About Kaspersky Machine Learning for Anomaly Detection
The early anomaly detection system known as Kaspersky Machine Learning for Anomaly Detection (hereinafter also referred to as Kaspersky MLAD or "the application") is specialized software designed to prevent failures, accidents or degradation of industrial installations, technological processes, and complex cyberphysical systems.

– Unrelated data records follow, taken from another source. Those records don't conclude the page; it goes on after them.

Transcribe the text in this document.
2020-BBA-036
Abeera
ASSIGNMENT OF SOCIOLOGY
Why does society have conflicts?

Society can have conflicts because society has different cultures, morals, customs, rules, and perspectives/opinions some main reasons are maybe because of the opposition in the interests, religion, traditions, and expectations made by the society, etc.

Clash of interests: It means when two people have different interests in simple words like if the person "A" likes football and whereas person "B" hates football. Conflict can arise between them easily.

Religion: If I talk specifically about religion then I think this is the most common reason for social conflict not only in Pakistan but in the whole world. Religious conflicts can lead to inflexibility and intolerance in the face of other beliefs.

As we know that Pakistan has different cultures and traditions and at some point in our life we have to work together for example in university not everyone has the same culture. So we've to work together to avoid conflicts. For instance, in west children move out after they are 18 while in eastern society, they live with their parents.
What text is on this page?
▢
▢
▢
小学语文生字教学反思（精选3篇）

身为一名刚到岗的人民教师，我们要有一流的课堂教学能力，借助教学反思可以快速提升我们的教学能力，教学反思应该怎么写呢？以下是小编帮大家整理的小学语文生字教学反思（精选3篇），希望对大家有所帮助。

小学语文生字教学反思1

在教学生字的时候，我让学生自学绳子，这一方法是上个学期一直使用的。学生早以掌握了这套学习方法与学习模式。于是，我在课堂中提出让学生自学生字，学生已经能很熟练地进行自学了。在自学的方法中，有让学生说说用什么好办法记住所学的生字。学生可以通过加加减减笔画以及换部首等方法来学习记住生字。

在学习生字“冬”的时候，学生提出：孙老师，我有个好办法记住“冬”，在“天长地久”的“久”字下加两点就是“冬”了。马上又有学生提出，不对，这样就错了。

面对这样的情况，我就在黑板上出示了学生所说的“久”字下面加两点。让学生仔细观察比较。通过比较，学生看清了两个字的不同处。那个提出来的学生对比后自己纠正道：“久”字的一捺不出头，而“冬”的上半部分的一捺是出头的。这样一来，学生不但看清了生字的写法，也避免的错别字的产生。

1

By analyzing telemetry data using machine learning techniques (artificial intelligence), Kaspersky MLAD detects signs of an abnormal situation before it is detected by traditional monitoring systems.
Kaspersky MLAD detects anomalies in industrial processes regardless of their causes. Anomalies may be caused by the following:
Physical factors, such as damage to equipment or malfunctioning sensors.
Human factors (such as intentional or inadvertent inappropriate actions of the operator, hardware configuration, change of operating modes or equipment, or switch to manual control).
Allows you to receive telemetry data over HTTP, OPC UA, MQTT, AMQP, CEF, and WebSocket protocols, and via a specialized protocol over HTTPS from Kaspersky Industrial CyberSecurity for Networks.
Displays historical and real-time data as graphs according to the specified sets of tags.
Detects and handles terminations and interruptions of the incoming data stream, and restores missed observations.
Sends alerts about the detection of certain events, patterns, or values of the event parameters received by the Event Processor in the data stream from the monitored asset.